The short answer to this question is that we don’t know. Technically, a proton is made up of smaller particles which each have their own charge, but that’s not an answer – we want to know why particles are charged at all. And we don’t know. The universe seems to just be that way.

It’s worth thinking about why we don’t know though.

We can see that electrons repel each other. That’s a measurable fact about the universe, that an electron exerts a force on another electron. However, to make thinking about the physical world easier, we have created a concept called “Charge”. It just makes things simpler if instead of worrying about the fact that electrons repel each other, we say: “Electrons are charged. And charged particles repel each other.”

This then allows you to think about all the sorts of things associated with electrons, such as electric circuits, static electricity, chemical reactions, the electromagnetic spectrum and so on, without having to deal with why it is electrons hate each other so much. The concept of charge is just a model, a shortcut, to help us think. We’re so used to the shortcut (and it helps explain things so well) that we talk about charge as if it were a real thing.

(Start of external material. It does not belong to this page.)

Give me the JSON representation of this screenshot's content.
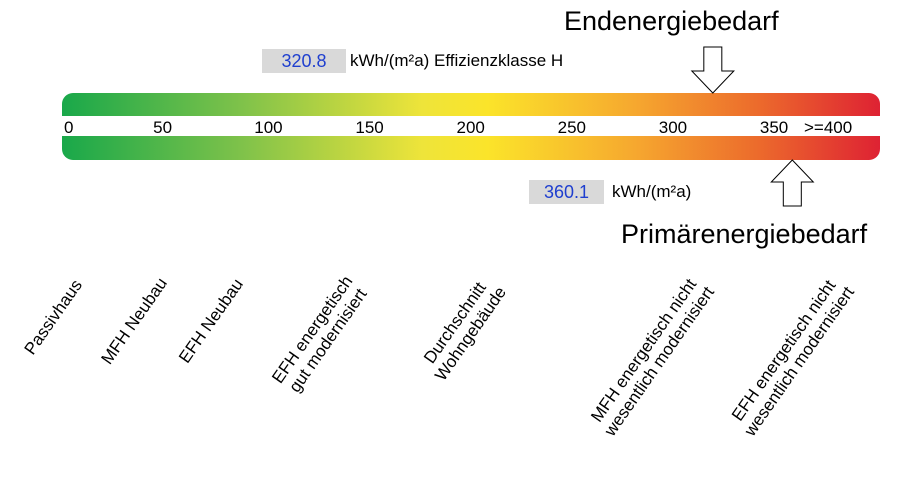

But, something like “Electron-electron hate force” or “Electron-proton love force” would be much more technically correct names.

So why do electrons hate each other?

As I said, we don’t know. We’re also a little stuck on why objects in the universe seem to all like each other a little bit (Hint: We deal with that one by pretending everything has this awesome property called “mass”, and that gravity attracts objects with mass together.) But there are definitely a lot of scientists very interested in working out why these particles exert these forces on each other.